Strategic Physician Recruiting Calls for Forecasting, Profiling
Shulkin agrees. "Depending upon the level of the position, we may approach [the creation of this profile] a little differently, but you want input. If we are doing a [department] chair search, for instance, we'd pull together a search committee and solicit formal input from members of the specialty as well as the broader medical community to get clinical and administrative characteristics of who should be in the position. For someone below that level, we might reach out to other physicians in the department and the nursing staff for that information."
The candidate profile should include the clinical qualifications, but also personality attributes that might make this candidate mesh within the department and hospital culture. These profiles can be used during telephone screening interviews and can prevent the wrong candidate from being flown in for an interview or, worse, selected for a position.
Work the in-house network
The strategic recruitment of physicians goes beyond placing an ad or using an external recruiting agency.
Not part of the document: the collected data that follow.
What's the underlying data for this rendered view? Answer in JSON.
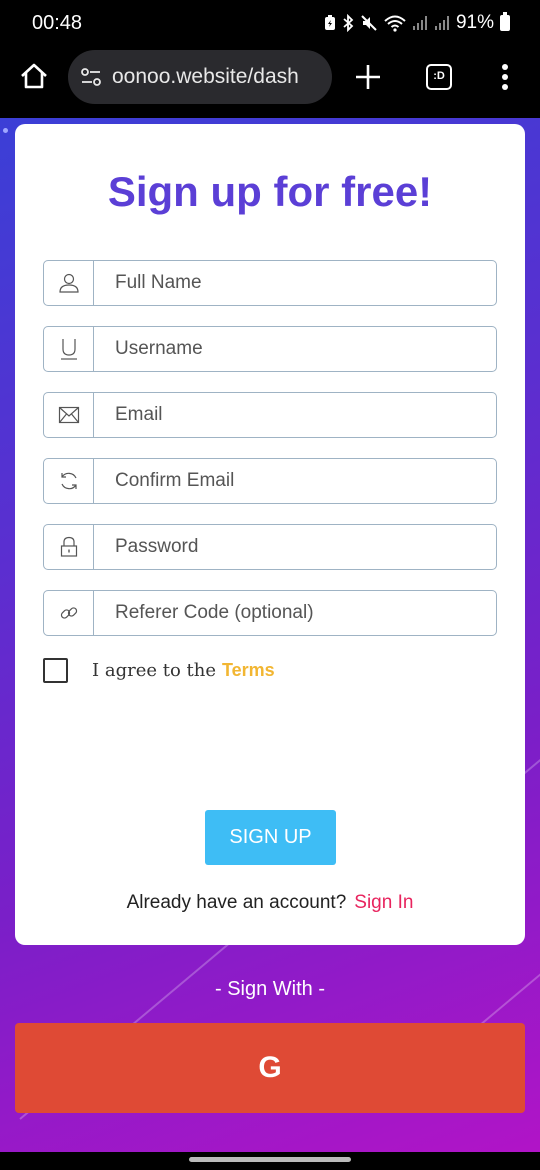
{
  "status_bar": {
    "time": "00:48",
    "battery": "91%",
    "icons": [
      "battery-saver-icon",
      "bluetooth-icon",
      "mute-icon",
      "wifi-icon",
      "signal-icon",
      "signal-icon-2",
      "battery-icon"
    ]
  },
  "browser": {
    "url": "oonoo.website/dash",
    "tab_label": ":D",
    "icons": [
      "home-icon",
      "site-settings-icon",
      "plus-icon",
      "tabs-icon",
      "more-vert-icon"
    ]
  },
  "form": {
    "title": "Sign up for free!",
    "fields": [
      {
        "placeholder": "Full Name",
        "icon": "user-icon"
      },
      {
        "placeholder": "Username",
        "icon": "underline-u-icon"
      },
      {
        "placeholder": "Email",
        "icon": "envelope-icon"
      },
      {
        "placeholder": "Confirm Email",
        "icon": "refresh-icon"
      },
      {
        "placeholder": "Password",
        "icon": "lock-icon"
      },
      {
        "placeholder": "Referer Code (optional)",
        "icon": "link-icon"
      }
    ],
    "agree_text": "I agree to the",
    "terms_link": "Terms",
    "submit_label": "SIGN UP",
    "already_text": "Already have an account?",
    "signin_link": "Sign In"
  },
  "social": {
    "sign_with": "- Sign With -",
    "google_label": "G"
  },
  "colors": {
    "title": "#5b3fd6",
    "submit_button": "#3ebdf5",
    "terms_link": "#f2b632",
    "signin_link": "#e8245e",
    "google_button": "#df4a35"
  }
}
It is a targeted search to fill the vacancy, and the sources for this story agree that having an in-house recruiter is a key to finding the best candidate—though they may use an external agency occasionally.
Twelve years ago, Centra Health, a three-hospital, $700 million system in Lynchburg, VA, eliminated its in-house recruiting team due to budget reasons, but two years ago that changed, explains Chalmers Nunn, MD, senior vice president and chief medical officer at Centra Health and president of Centra Medical Group.
"If you look at the market and try to find a physician now, with the shortage, it's very difficult," he says. That is why the organization now uses three in-house recruiters to help locate doctors. "The other thing that has changed is hospitals are employing physicians more frequently. Now 50% of doctors are employed, and it's going up quickly—we're now in the physician business as much as we're in the hospital business."
Nunn says another reason the organization added an in-house team and stopped using agencies was the process. "It felt more like they were just résumé mills and the candidates being presented weren't vetted for how well they might fit the actual opening or hospital culture, plus the agencies were costly," he says. In 2009 the in-house team brought in 60 candidates and filled 22 slots. This past year the team addressed 33 requests, hosted 51 candidate site visits, and oversaw 22 placements. The total cost per candidate averaged $12,500 versus the agency cost of $25,000–$30,000 per candidate, plus another $12,000 for the marketing and any additional travel expenses for the candidates.
"We do it cheaper and better. We follow up with the candidates quickly, and if we want a candidate we get a contract to them within a couple of weeks. The only weakness with in-house recruiting is we can't cast a wide net like some of the big agencies," he says.